If the child in your head
If the child is dead
Sing to me

Blur



Avril sonnait le glas d’un anniversaire dont il n’aurait jamais cru venir à bout, et c’était pourtant debout, vivant, qu’il affrontait devant lui l’épitaphe sommaire qui ornait le sépulcre, au prise de ces instants où les temps se mêlaient, se superposaient et existaient tous à la fois , cueillant sans plus attendre les bribes de pensées pour les précipiter dans une conversation qui n’avait de logique qu’au cœur des amputés.

C’est moi.

Les encres grasses d’un soleil crépusculaire parsemaient un ciel où s’effilochaient de rares lambeaux de nuages, filigranes à venir d’une nuit venteuse dont les enfants sages n’auraient pas de souvenirs et qui s’étoffait du clignotement diffus de quelques rares étoiles déjà suspendues à l’heure encore jeune. Dans son dos, à quelques pas, il devinait la présence de la gitane, compagne tempétueuse de ces instants endeuillés, témoin involontaire du voile mortuaire qui s’était posé à son visage, tenant dans ses bras la silhouette emmaillotée d’Antoine dont les yeux noirs curieux trouvaient à une boucle brune maternelle plus de panache qu’au cimetière qui les accueillait.

Un an.

Un sourire tendre s’égara à ses lèvres, égayé de milles souvenirs, bousculé par le vide immédiat qui leur succédait toujours aussi immanquablement même si, au fil des mois, l’abime s’était résorbé, s’attardant dans le pli d’une infinie tristesse aux accents acceptés, tandis qu’il entamait son monologue, privilège réservé à ceux qui ont perdu, se relèvent et avancent .

Un an que tu es parti.
Vois, je ne dis plus que tu m’as quitté.
Je progresse.
Je ne suis pas venu souvent… Jamais, tu as raison…
Je me mange peu, me couche tard, me lève tôt, bois parfois trop, parfois pas assez, baise jusqu’à en perdre le souffle, me perds rarement, m’égare souvent, survole constamment… Dit comme cela, il n’y a pas grand-chose de changé n’est-ce pas ?
Et pourtant Quentin, pourtant…


La pulpe de ses doigts fourmilla doucement d’une envie, et s’accroupissant à hauteur de la stèle, le chat laissa courir ses doigts encore attelé de leur séjour à la cour des miracles sur la pierre sobre qui lui faisait face, comme s’il avait pu au travers d’un mètre de terre, sentir la chaleur du lion, tapi dans la pénombre des gravats mortuaires, en proie à un manque égoïste pour la première fois depuis longtemps.
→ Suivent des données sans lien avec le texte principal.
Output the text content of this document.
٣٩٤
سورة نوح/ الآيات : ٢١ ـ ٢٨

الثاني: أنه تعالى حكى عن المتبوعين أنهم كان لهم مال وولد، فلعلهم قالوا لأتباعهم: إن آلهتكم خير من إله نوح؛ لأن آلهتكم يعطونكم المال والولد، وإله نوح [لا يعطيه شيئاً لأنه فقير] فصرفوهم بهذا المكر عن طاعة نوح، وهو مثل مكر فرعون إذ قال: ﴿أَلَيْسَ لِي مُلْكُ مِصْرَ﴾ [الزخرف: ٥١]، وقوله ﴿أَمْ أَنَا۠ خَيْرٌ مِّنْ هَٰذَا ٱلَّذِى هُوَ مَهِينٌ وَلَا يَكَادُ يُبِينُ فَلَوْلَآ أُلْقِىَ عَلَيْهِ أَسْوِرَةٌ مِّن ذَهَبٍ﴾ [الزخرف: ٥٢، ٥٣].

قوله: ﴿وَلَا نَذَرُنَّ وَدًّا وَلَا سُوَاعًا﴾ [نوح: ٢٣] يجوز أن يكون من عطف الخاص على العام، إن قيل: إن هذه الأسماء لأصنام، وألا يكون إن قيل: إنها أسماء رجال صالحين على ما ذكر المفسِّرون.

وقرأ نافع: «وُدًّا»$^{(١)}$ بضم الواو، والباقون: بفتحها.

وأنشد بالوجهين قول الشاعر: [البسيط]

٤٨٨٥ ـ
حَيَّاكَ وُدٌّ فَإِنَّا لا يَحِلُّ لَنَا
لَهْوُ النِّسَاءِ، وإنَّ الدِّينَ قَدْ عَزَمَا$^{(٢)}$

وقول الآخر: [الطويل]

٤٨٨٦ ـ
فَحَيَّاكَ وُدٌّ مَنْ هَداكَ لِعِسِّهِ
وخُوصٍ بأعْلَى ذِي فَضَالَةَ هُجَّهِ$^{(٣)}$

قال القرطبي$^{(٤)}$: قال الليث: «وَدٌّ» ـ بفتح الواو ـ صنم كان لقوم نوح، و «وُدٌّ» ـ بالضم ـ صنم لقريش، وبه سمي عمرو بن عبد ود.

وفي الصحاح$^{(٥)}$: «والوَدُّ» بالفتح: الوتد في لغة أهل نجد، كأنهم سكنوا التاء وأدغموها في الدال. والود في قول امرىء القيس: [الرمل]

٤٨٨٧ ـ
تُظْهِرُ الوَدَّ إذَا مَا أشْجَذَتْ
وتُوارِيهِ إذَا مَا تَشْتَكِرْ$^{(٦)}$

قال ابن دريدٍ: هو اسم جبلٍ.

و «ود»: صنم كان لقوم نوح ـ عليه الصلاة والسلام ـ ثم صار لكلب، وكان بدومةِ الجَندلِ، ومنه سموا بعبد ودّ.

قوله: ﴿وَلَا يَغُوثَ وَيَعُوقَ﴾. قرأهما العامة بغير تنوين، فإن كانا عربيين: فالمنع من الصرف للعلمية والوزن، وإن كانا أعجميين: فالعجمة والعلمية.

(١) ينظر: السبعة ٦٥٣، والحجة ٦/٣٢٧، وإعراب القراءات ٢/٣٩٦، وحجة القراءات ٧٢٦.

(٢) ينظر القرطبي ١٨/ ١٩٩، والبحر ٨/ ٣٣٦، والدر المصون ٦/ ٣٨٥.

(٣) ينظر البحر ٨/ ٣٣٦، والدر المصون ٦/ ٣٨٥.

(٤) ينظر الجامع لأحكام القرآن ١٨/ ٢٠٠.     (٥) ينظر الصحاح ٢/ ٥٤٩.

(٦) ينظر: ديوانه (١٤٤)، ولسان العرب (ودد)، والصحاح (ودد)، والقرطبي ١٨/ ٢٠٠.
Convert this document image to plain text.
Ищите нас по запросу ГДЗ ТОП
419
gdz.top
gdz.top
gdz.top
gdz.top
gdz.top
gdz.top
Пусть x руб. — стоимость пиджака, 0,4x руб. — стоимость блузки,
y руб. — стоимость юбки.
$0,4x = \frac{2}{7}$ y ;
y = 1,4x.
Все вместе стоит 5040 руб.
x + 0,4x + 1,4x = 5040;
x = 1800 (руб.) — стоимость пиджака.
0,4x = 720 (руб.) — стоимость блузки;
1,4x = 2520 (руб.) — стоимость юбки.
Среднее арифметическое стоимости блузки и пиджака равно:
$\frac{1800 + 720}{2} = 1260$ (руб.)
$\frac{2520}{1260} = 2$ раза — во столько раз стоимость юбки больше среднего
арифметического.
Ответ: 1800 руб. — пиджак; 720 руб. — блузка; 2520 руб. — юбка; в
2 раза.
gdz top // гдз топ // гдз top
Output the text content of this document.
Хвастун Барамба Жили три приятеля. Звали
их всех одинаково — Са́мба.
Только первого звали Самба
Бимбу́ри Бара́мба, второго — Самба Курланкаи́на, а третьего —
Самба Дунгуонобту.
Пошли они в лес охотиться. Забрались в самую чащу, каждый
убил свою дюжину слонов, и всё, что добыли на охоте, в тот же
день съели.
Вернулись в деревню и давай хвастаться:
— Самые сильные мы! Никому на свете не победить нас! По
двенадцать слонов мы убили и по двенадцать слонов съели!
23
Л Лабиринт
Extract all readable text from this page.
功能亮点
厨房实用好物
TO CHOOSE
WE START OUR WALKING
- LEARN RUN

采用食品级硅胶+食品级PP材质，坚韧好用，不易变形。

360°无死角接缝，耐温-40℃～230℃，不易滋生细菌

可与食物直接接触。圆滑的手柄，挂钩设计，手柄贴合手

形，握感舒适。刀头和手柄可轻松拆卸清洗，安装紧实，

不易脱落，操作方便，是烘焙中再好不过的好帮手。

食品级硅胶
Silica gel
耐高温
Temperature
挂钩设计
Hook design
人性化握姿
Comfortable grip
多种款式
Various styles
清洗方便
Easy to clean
…pourtant, tout est différent.
Vois derrière moi…

Le visage d’Antoine cisailla l’espace pour s’interposer succinctement au visage anglais sans qu’il ait besoin de se retourner, la chair à ce point enorgueillie de cet enfant sublime qu’il en gardait les contours avec une précision pleine, emportant à chaque pas, cet odeur si caractéristique des nouveaux nés, et le grain de leur peau duveteuse.

Il est à moi… Ne ris pas, il parait que tous les nouveaux nés ont l’air d’avoir respirer de l’absinthe…
Oh… d’ailleurs… j’ai fini ta bouteille…


La gorge se serra un instant, au prise avec ce geste définitif qu’il avait eu, affranchi, se découvrant incapable de le regretter quand un soupir franchissait ses lèvres, flirtant avec cette sensation d’avant où tout était si simple et cet instant précis ou les choses le redevenaient, somme d’un changement de perspectives, d’un angle différent, d’un pas fait en dehors des chemins auxquels il avait cru avec l’imbécile gout de l’infini.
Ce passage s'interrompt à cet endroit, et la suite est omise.